К сожалению, вечеринка длилась недолго - во-первых, закончилось спиртное, во-вторых, надо было устраиваться на ночлег на новом месте. Мы пошли в «башню» − недостроенное административное здание − на третий этаж (на первом была столовая и медпункт, на втором жили женщины). «Башня» стояла на территории выработанной шахты между Донецком и Макеевкой, но из-за светомаскировки детали пейзажа я смог разглядеть только утром. Меня привели в большое тёмное помещение, ещё неотделанное, пол устилал толстый слой строительной пыли вперемешку с мусором, вдоль стен стояли импровизированные койки - брезентовые медицинские носилки (!) с матрасами и подушками без постельного белья. На лестнице местами не было перил, после отбоя свет не включали вообще, поэтому, чтобы при необходимости благополучно выйти на улицу, надо было хорошенько запомнить планировку интерьера. Эта казарма, стала, наверное, худшим местом, где мне пришлось квартировать за всю свою жизнь.

Впрочем, жильё не казалось мне тогда большой проблемой. Я был почти уверен (все были уверены), что, немного отдохнув, мы пойдём в наступление и выбьем укров из Донбасса. Наступление шло чуть ли не по всем фронтам, наши готовились брать Мариуполь, и мы не собирались оставаться в стороне. На дворе было 5 сентября − тот самый день, когда было подписано чёртово Минское соглашение, но мы об этом ещё не знали и пребывали в приподнятом настроении. После перемирия, когда над боевой службой стал неуклонно доминировать казарменный быт, отношение к жилищно-бытовым условиям стали меняться в сторону большей требовательности. Перемирие 5 сентября сохранило множество жизней, наверное, спасло Россию (и как следствие - Донбасс) от экономического удушения Западом («поворот на Восток» и импортозамещение тогда только планировались), но оказало крайне негативное влияние на боевой дух ополчения.

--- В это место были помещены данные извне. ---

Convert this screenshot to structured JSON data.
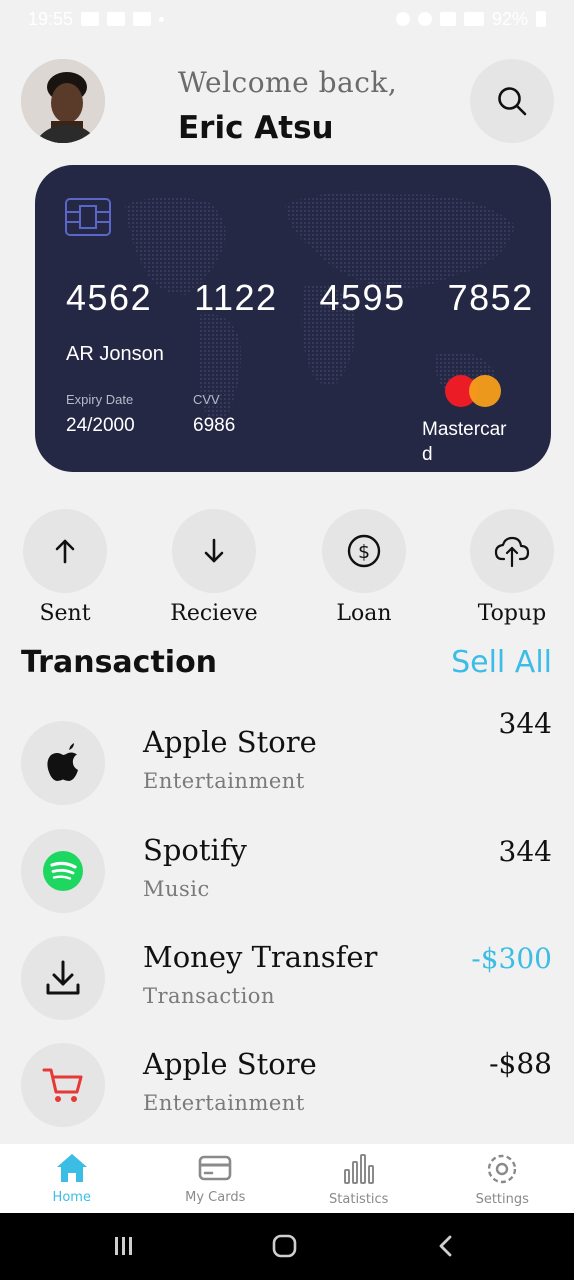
{
  "status_bar": {
    "time": "19:55",
    "battery": "92%"
  },
  "header": {
    "welcome": "Welcome back,",
    "username": "Eric Atsu"
  },
  "card": {
    "number_groups": [
      "4562",
      "1122",
      "4595",
      "7852"
    ],
    "holder": "AR Jonson",
    "expiry_label": "Expiry Date",
    "expiry": "24/2000",
    "cvv_label": "CVV",
    "cvv": "6986",
    "brand": "Mastercard",
    "background_color": "#252844"
  },
  "actions": [
    {
      "label": "Sent",
      "icon": "arrow-up-icon"
    },
    {
      "label": "Recieve",
      "icon": "arrow-down-icon"
    },
    {
      "label": "Loan",
      "icon": "dollar-circle-icon"
    },
    {
      "label": "Topup",
      "icon": "cloud-upload-icon"
    }
  ],
  "transactions_section": {
    "title": "Transaction",
    "see_all": "Sell All"
  },
  "transactions": [
    {
      "title": "Apple Store",
      "subtitle": "Entertainment",
      "amount": "344",
      "icon": "apple-icon"
    },
    {
      "title": "Spotify",
      "subtitle": "Music",
      "amount": "344",
      "icon": "spotify-icon"
    },
    {
      "title": "Money Transfer",
      "subtitle": "Transaction",
      "amount": "-$300",
      "icon": "download-icon"
    },
    {
      "title": "Apple Store",
      "subtitle": "Entertainment",
      "amount": "-$88",
      "icon": "cart-icon"
    }
  ],
  "bottom_nav": [
    {
      "label": "Home",
      "icon": "home-icon",
      "active": true
    },
    {
      "label": "My Cards",
      "icon": "card-icon",
      "active": false
    },
    {
      "label": "Statistics",
      "icon": "bar-chart-icon",
      "active": false
    },
    {
      "label": "Settings",
      "icon": "gear-icon",
      "active": false
    }
  ],
  "colors": {
    "accent": "#3cbde6",
    "background": "#f1f1f1",
    "circle": "#e5e5e5"
  }
}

На «зелёнке» была сосредоточена практически вся артиллерия и бронетехника бригады. В одном из двух больших ангаров видел одну-две «Ноны» («тройку» - точно), второй (пустой) позднее заняли «Грады». «Ноны» по большей части стояли в обычных гаражах (там был действующий гаражный кооператив) и в здании авторемонтной мастерской. В боксе, где находилась моя «четвёрка», было полно всякого добра, оставленного его хозяином, который ни разу не объявился. Ключи от бокса, кроме меня, были ещё у нескольких человек, и имущество (стройматериалы, инструменты, бытовая техника и пр.) потихоньку уходила на сторону - для нужд ополчения, по местной терминологии - «отжималась». Я был решительно против подобного обращения с частной собственностью, но ничего поделать не мог. Другая часть техники (2С1, 2А65 с тягачами, танки и БМП) стояла непосредственно в «зелёнке», на свежем воздухе. Там же, в палатках, находился и личный состав, пока расчёты артдивизиона не перевели в более комфортные условия. Мотострелки и танкисты оставались в полевых лагерях, а потом и вовсе передислоцировались неизвестно куда.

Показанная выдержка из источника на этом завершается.